A new herb garden has been begun between the peonies and rose of sharons. Planted so far are asparagus, tarragon, lemon balm, fennel, a nicotiana, armeria and several herbs that reseeded from last year. Part of the garden wasn't weeded last weekend when I planted the new herbs and such....borage will be seeded there, too.


Before the rain ruins the rhododendron, this beauty just has to be shared. It has started to sprinkle now. Rain tonight and thunderstorms the next two days just do not thrill me. I'd be happy to share this rain with the parched areas of the country.

And now on to a peek at some knitting!





These last two photos are of the Contest Entry for 2.75 this summer. I won't show much more of this until after camp because it's a secret until the Big Camp Reveal. But look how well the pansies made it through the winter! These are the very same pansies I bought when casting on the pansy shawl!This year's topic we voted on last year is "Recycled Knits".





Is it July yet?

Saturday, May 02, 2009

May Day

The calendar continues to get away from me. May Day has come and gone. I've taken some pictures, but they are a couple days old so progress continues beyond what is here.

Lilacs are almost fully out now with 60-70 degree days. Last night there was a breeze from the north and lilac scent wafted through the back porch.
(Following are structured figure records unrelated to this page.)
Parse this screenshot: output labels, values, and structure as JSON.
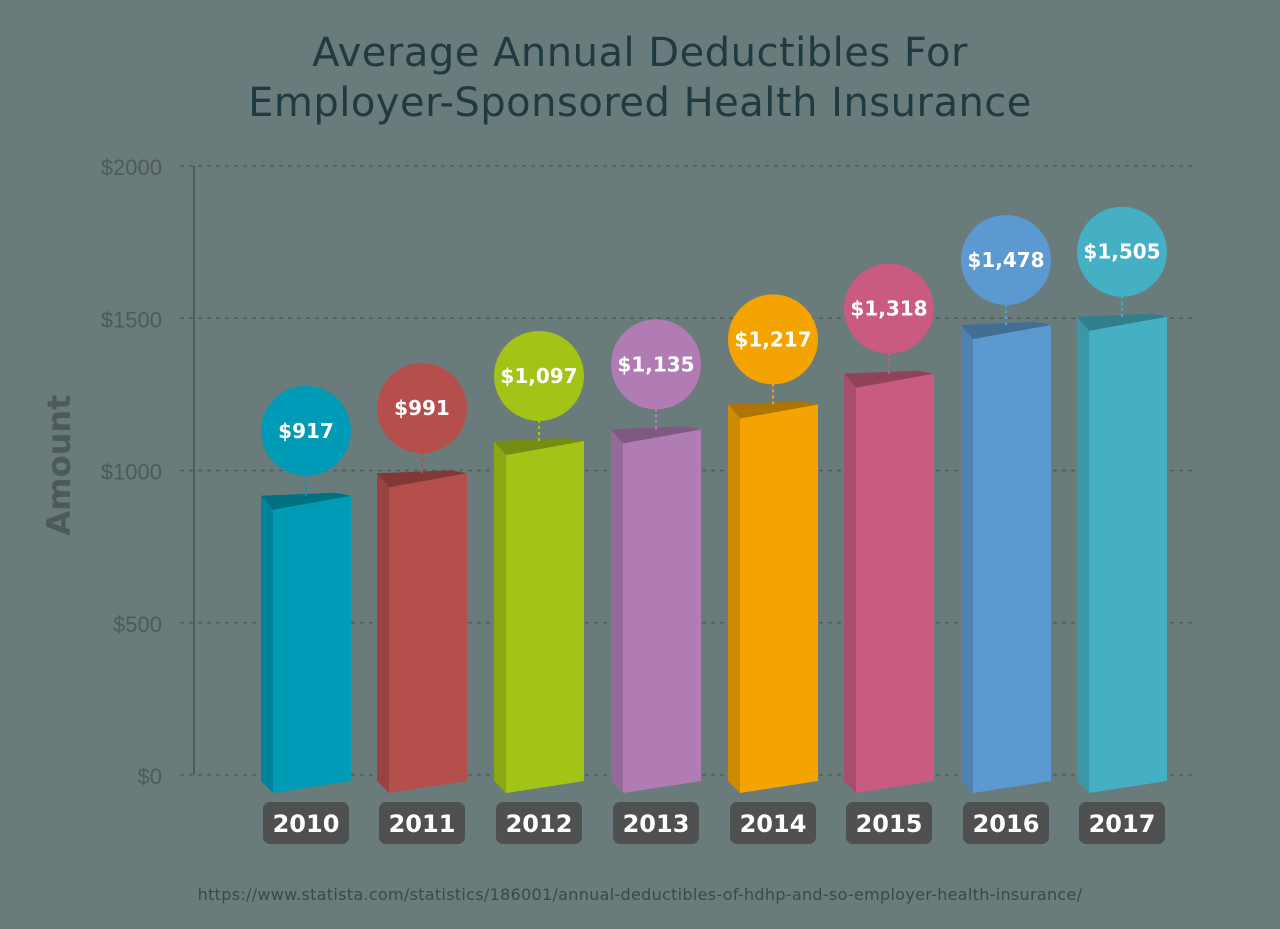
{
  "title_line1": "Average Annual Deductibles For",
  "title_line2": "Employer-Sponsored Health Insurance",
  "source": "https://www.statista.com/statistics/186001/annual-deductibles-of-hdhp-and-so-employer-health-insurance/",
  "chart_data": {
    "type": "bar",
    "ylabel": "Amount",
    "ylim": [
      0,
      2000
    ],
    "yticks": [
      0,
      500,
      1000,
      1500,
      2000
    ],
    "ytick_labels": [
      "$0",
      "$500",
      "$1000",
      "$1500",
      "$2000"
    ],
    "grid": true,
    "categories": [
      "2010",
      "2011",
      "2012",
      "2013",
      "2014",
      "2015",
      "2016",
      "2017"
    ],
    "values": [
      917,
      991,
      1097,
      1135,
      1217,
      1318,
      1478,
      1505
    ],
    "value_labels": [
      "$917",
      "$991",
      "$1,097",
      "$1,135",
      "$1,217",
      "$1,318",
      "$1,478",
      "$1,505"
    ],
    "colors": [
      "#009bb6",
      "#b44f4b",
      "#a3c417",
      "#b17bb4",
      "#f4a300",
      "#c85b7f",
      "#5b99d0",
      "#45b0c3"
    ]
  }
}
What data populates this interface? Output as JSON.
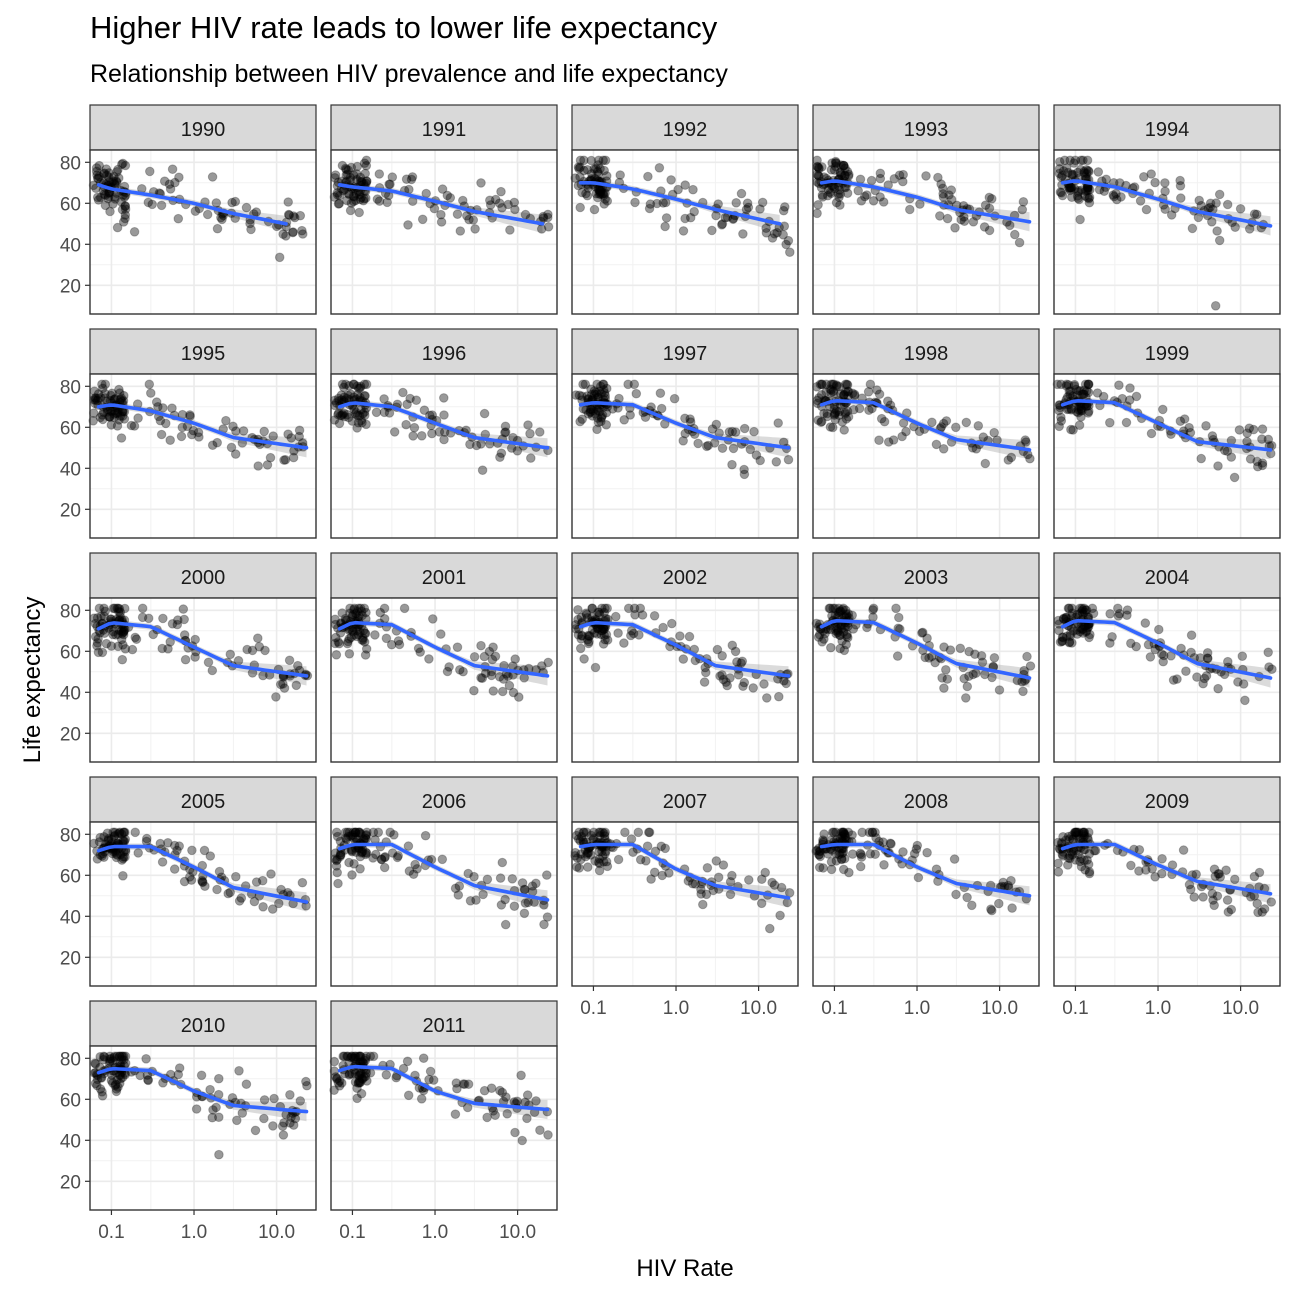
{
  "chart_data": {
    "type": "scatter",
    "title": "Higher HIV rate leads to lower life expectancy",
    "subtitle": "Relationship between HIV prevalence and life expectancy",
    "xlabel": "HIV Rate",
    "ylabel": "Life expectancy",
    "x_scale": "log10",
    "xlim": [
      0.055,
      30
    ],
    "ylim": [
      6,
      86
    ],
    "x_ticks": [
      0.1,
      1.0,
      10.0
    ],
    "x_tick_labels": [
      "0.1",
      "1.0",
      "10.0"
    ],
    "y_ticks": [
      20,
      40,
      60,
      80
    ],
    "y_tick_labels": [
      "20",
      "40",
      "60",
      "80"
    ],
    "point_color": "#000000",
    "point_alpha": 0.4,
    "smooth_color": "#3366FF",
    "band_color": "#999999",
    "grid": true,
    "facet_ncol": 5,
    "panels": [
      {
        "year": "1990",
        "trend": [
          [
            0.07,
            69
          ],
          [
            0.1,
            67
          ],
          [
            0.3,
            64
          ],
          [
            1,
            60
          ],
          [
            3,
            55
          ],
          [
            13,
            50
          ]
        ]
      },
      {
        "year": "1991",
        "trend": [
          [
            0.07,
            69
          ],
          [
            0.1,
            68
          ],
          [
            0.3,
            66
          ],
          [
            1,
            61
          ],
          [
            3,
            56
          ],
          [
            20,
            50
          ]
        ]
      },
      {
        "year": "1992",
        "trend": [
          [
            0.07,
            70
          ],
          [
            0.1,
            70
          ],
          [
            0.3,
            67
          ],
          [
            1,
            62
          ],
          [
            3,
            57
          ],
          [
            18,
            50
          ]
        ]
      },
      {
        "year": "1993",
        "trend": [
          [
            0.07,
            70
          ],
          [
            0.1,
            71
          ],
          [
            0.3,
            68
          ],
          [
            1,
            63
          ],
          [
            3,
            57
          ],
          [
            23,
            51
          ]
        ]
      },
      {
        "year": "1994",
        "trend": [
          [
            0.07,
            70
          ],
          [
            0.1,
            71
          ],
          [
            0.3,
            68
          ],
          [
            1,
            62
          ],
          [
            3,
            56
          ],
          [
            23,
            49
          ]
        ]
      },
      {
        "year": "1995",
        "trend": [
          [
            0.07,
            70
          ],
          [
            0.1,
            71
          ],
          [
            0.3,
            68
          ],
          [
            1,
            62
          ],
          [
            3,
            55
          ],
          [
            23,
            50
          ]
        ]
      },
      {
        "year": "1996",
        "trend": [
          [
            0.07,
            70
          ],
          [
            0.1,
            72
          ],
          [
            0.3,
            70
          ],
          [
            1,
            62
          ],
          [
            3,
            55
          ],
          [
            23,
            50
          ]
        ]
      },
      {
        "year": "1997",
        "trend": [
          [
            0.07,
            71
          ],
          [
            0.1,
            72
          ],
          [
            0.3,
            71
          ],
          [
            1,
            62
          ],
          [
            3,
            55
          ],
          [
            23,
            50
          ]
        ]
      },
      {
        "year": "1998",
        "trend": [
          [
            0.07,
            71
          ],
          [
            0.1,
            73
          ],
          [
            0.3,
            72
          ],
          [
            1,
            62
          ],
          [
            3,
            54
          ],
          [
            23,
            49
          ]
        ]
      },
      {
        "year": "1999",
        "trend": [
          [
            0.07,
            71
          ],
          [
            0.1,
            73
          ],
          [
            0.3,
            72
          ],
          [
            1,
            62
          ],
          [
            3,
            53
          ],
          [
            23,
            49
          ]
        ]
      },
      {
        "year": "2000",
        "trend": [
          [
            0.07,
            71
          ],
          [
            0.1,
            74
          ],
          [
            0.3,
            72
          ],
          [
            1,
            62
          ],
          [
            3,
            53
          ],
          [
            23,
            48
          ]
        ]
      },
      {
        "year": "2001",
        "trend": [
          [
            0.07,
            71
          ],
          [
            0.1,
            74
          ],
          [
            0.3,
            73
          ],
          [
            1,
            62
          ],
          [
            3,
            53
          ],
          [
            23,
            48
          ]
        ]
      },
      {
        "year": "2002",
        "trend": [
          [
            0.07,
            72
          ],
          [
            0.1,
            74
          ],
          [
            0.3,
            73
          ],
          [
            1,
            63
          ],
          [
            3,
            53
          ],
          [
            23,
            48
          ]
        ]
      },
      {
        "year": "2003",
        "trend": [
          [
            0.07,
            72
          ],
          [
            0.1,
            75
          ],
          [
            0.3,
            74
          ],
          [
            1,
            64
          ],
          [
            3,
            54
          ],
          [
            23,
            47
          ]
        ]
      },
      {
        "year": "2004",
        "trend": [
          [
            0.07,
            72
          ],
          [
            0.1,
            75
          ],
          [
            0.3,
            74
          ],
          [
            1,
            64
          ],
          [
            3,
            54
          ],
          [
            23,
            47
          ]
        ]
      },
      {
        "year": "2005",
        "trend": [
          [
            0.07,
            72
          ],
          [
            0.1,
            74
          ],
          [
            0.3,
            74
          ],
          [
            1,
            64
          ],
          [
            3,
            54
          ],
          [
            23,
            47
          ]
        ]
      },
      {
        "year": "2006",
        "trend": [
          [
            0.07,
            73
          ],
          [
            0.1,
            75
          ],
          [
            0.3,
            75
          ],
          [
            1,
            64
          ],
          [
            3,
            55
          ],
          [
            23,
            48
          ]
        ]
      },
      {
        "year": "2007",
        "trend": [
          [
            0.07,
            74
          ],
          [
            0.1,
            75
          ],
          [
            0.3,
            75
          ],
          [
            1,
            63
          ],
          [
            3,
            55
          ],
          [
            23,
            49
          ]
        ]
      },
      {
        "year": "2008",
        "trend": [
          [
            0.07,
            74
          ],
          [
            0.1,
            75
          ],
          [
            0.3,
            75
          ],
          [
            1,
            64
          ],
          [
            3,
            56
          ],
          [
            23,
            50
          ]
        ]
      },
      {
        "year": "2009",
        "trend": [
          [
            0.07,
            73
          ],
          [
            0.1,
            75
          ],
          [
            0.3,
            75
          ],
          [
            1,
            65
          ],
          [
            3,
            57
          ],
          [
            23,
            51
          ]
        ]
      },
      {
        "year": "2010",
        "trend": [
          [
            0.07,
            73
          ],
          [
            0.1,
            75
          ],
          [
            0.3,
            74
          ],
          [
            1,
            64
          ],
          [
            3,
            57
          ],
          [
            23,
            54
          ]
        ]
      },
      {
        "year": "2011",
        "trend": [
          [
            0.07,
            74
          ],
          [
            0.1,
            76
          ],
          [
            0.3,
            75
          ],
          [
            1,
            64
          ],
          [
            3,
            58
          ],
          [
            23,
            55
          ]
        ]
      }
    ],
    "outliers": [
      {
        "year": "1994",
        "x": 5,
        "y": 10
      },
      {
        "year": "2010",
        "x": 2,
        "y": 33
      }
    ]
  }
}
Love that!



The 3-variety apple tree has been totally full of blooms this year. Last year I was concerned for this tree as it didn't have nearly this many blooms. The apples were bigger, granted, but we were concerned that the apple had seen better days. Guess it was a combination of weather conditions and bloom cycling, though, for this year the tree is back in its glory. Each Spring we've had an orchard oriole visit for a few days. He visited this week. The last two days he was here he brought his lady friend. They paid no attention to the young cherry tree in full blossom, only the apple tree. The peach tree is just starting to bloom.
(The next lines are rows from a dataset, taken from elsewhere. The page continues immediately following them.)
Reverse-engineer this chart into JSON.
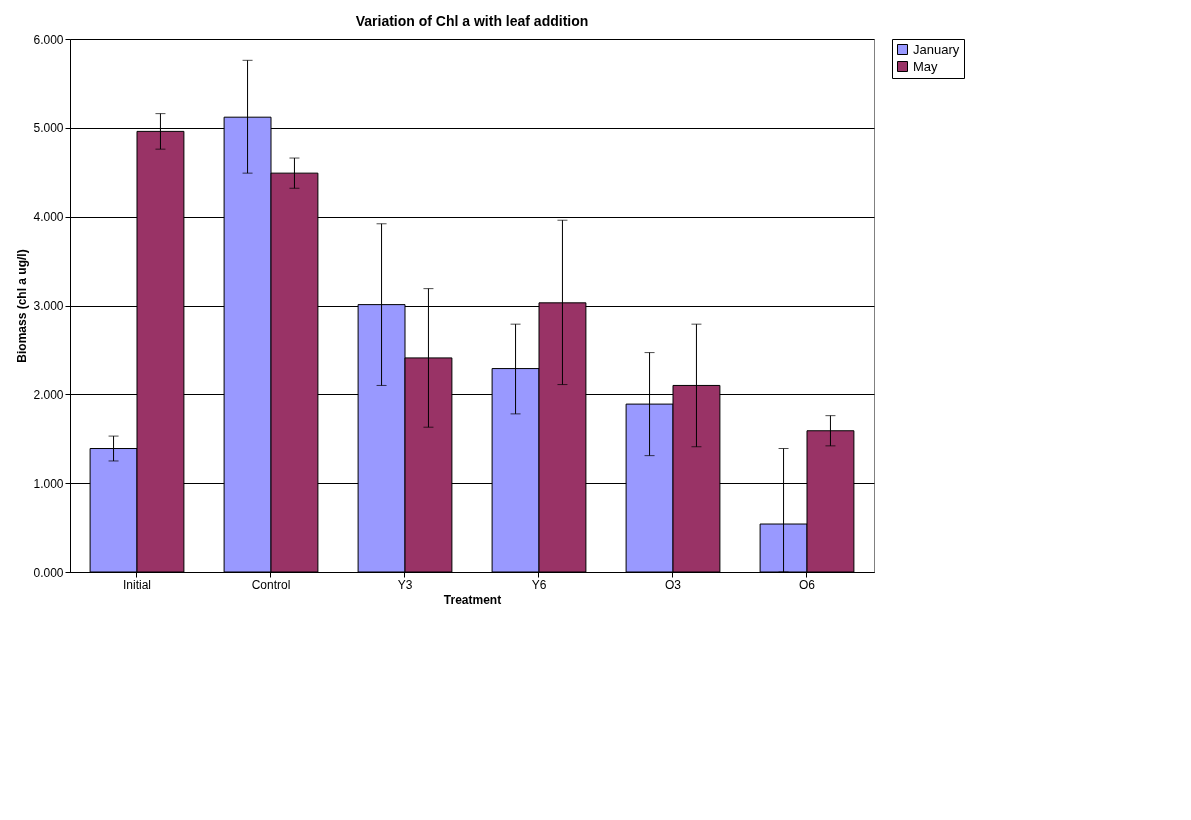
{
  "chart_data": {
    "type": "bar",
    "title": "Variation of Chl a with leaf addition",
    "xlabel": "Treatment",
    "ylabel": "Biomass (chl a ug/l)",
    "categories": [
      "Initial",
      "Control",
      "Y3",
      "Y6",
      "O3",
      "O6"
    ],
    "series": [
      {
        "name": "January",
        "color": "#9999ff",
        "values": [
          1.39,
          5.12,
          3.01,
          2.29,
          1.89,
          0.54
        ],
        "errors": [
          [
            1.25,
            1.53
          ],
          [
            4.49,
            5.76
          ],
          [
            2.1,
            3.92
          ],
          [
            1.78,
            2.79
          ],
          [
            1.31,
            2.47
          ],
          [
            0.0,
            1.39
          ]
        ]
      },
      {
        "name": "May",
        "color": "#993366",
        "values": [
          4.96,
          4.49,
          2.41,
          3.03,
          2.1,
          1.59
        ],
        "errors": [
          [
            4.76,
            5.16
          ],
          [
            4.32,
            4.66
          ],
          [
            1.63,
            3.19
          ],
          [
            2.11,
            3.96
          ],
          [
            1.41,
            2.79
          ],
          [
            1.42,
            1.76
          ]
        ]
      }
    ],
    "ylim": [
      0,
      6
    ],
    "yticks": [
      {
        "value": 0,
        "label": "0.000"
      },
      {
        "value": 1,
        "label": "1.000"
      },
      {
        "value": 2,
        "label": "2.000"
      },
      {
        "value": 3,
        "label": "3.000"
      },
      {
        "value": 4,
        "label": "4.000"
      },
      {
        "value": 5,
        "label": "5.000"
      },
      {
        "value": 6,
        "label": "6.000"
      }
    ],
    "grid": "y",
    "legend": "right"
  }
}
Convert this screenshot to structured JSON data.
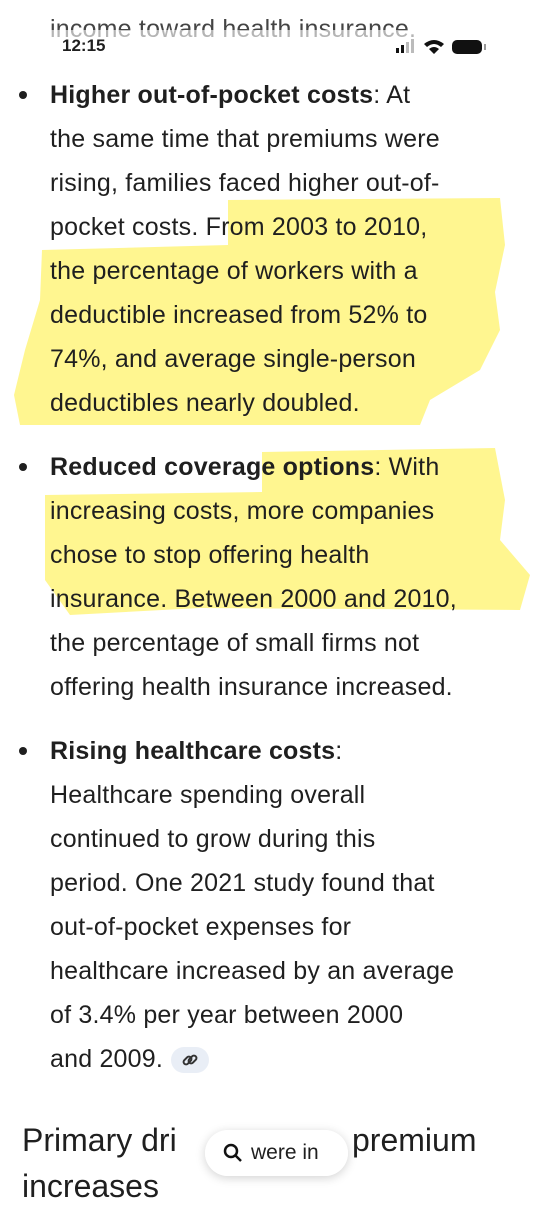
{
  "status_bar": {
    "time": "12:15"
  },
  "top_partial_text": "income toward health insurance.",
  "bullets": [
    {
      "title": "Higher out-of-pocket costs",
      "lines": [
        ": At",
        "the same time that premiums were",
        "rising, families faced higher out-of-",
        "pocket costs. From 2003 to 2010,",
        "the percentage of workers with a",
        "deductible increased from 52% to",
        "74%, and average single-person",
        "deductibles nearly doubled."
      ]
    },
    {
      "title": "Reduced coverage options",
      "lines": [
        ": With",
        "increasing costs, more companies",
        "chose to stop offering health",
        "insurance. Between 2000 and 2010,",
        "the percentage of small firms not",
        "offering health insurance increased."
      ]
    },
    {
      "title": "Rising healthcare costs",
      "lines": [
        ":",
        "Healthcare spending overall",
        "continued to grow during this",
        "period. One 2021 study found that",
        "out-of-pocket expenses for",
        "healthcare increased by an average",
        "of 3.4% per year between 2000",
        "and 2009."
      ]
    }
  ],
  "heading": {
    "part1": "Primary dri",
    "part2": "premium",
    "line2": "increases"
  },
  "search_pill": {
    "text": "were in"
  }
}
It was raining when RTB, McNeil and I ventured onto the porch for an update. McNeil is a Boyd's Bear sheep I found at a Shipshewana, Indiana, shop about ten years ago.I apologize if this doesn't show up too well. As of last night, though, RTB has its shoulder seam and sleeve seam finished. I fought a bit with it. When the whole back section was knit one row short, it creates a different set of conditions upon which to base seaming. My next step is to weave in the ends. They're getting a bit out of control. Then the plan is to connect the two halves and block. My thought is that it is better to block before knitting the icord around the edges because the icord before blocking could pull the garter stitch and bulge it with the icord curling. The swatch grew with blocking; so, if the jacket does the same, then the icord finishing could create an unexpected edge. I'm really hoping the jacket does grow the expected amount with blocking since that's what I based the calculations and needle size upon.

Lastly, the rhododendron is blooming...both the lilacs and the rhododendrons are two weeks early this year. They've been in bloom for Mother's Day in the past, but it seems unlikely they will still be in bloom for it this year.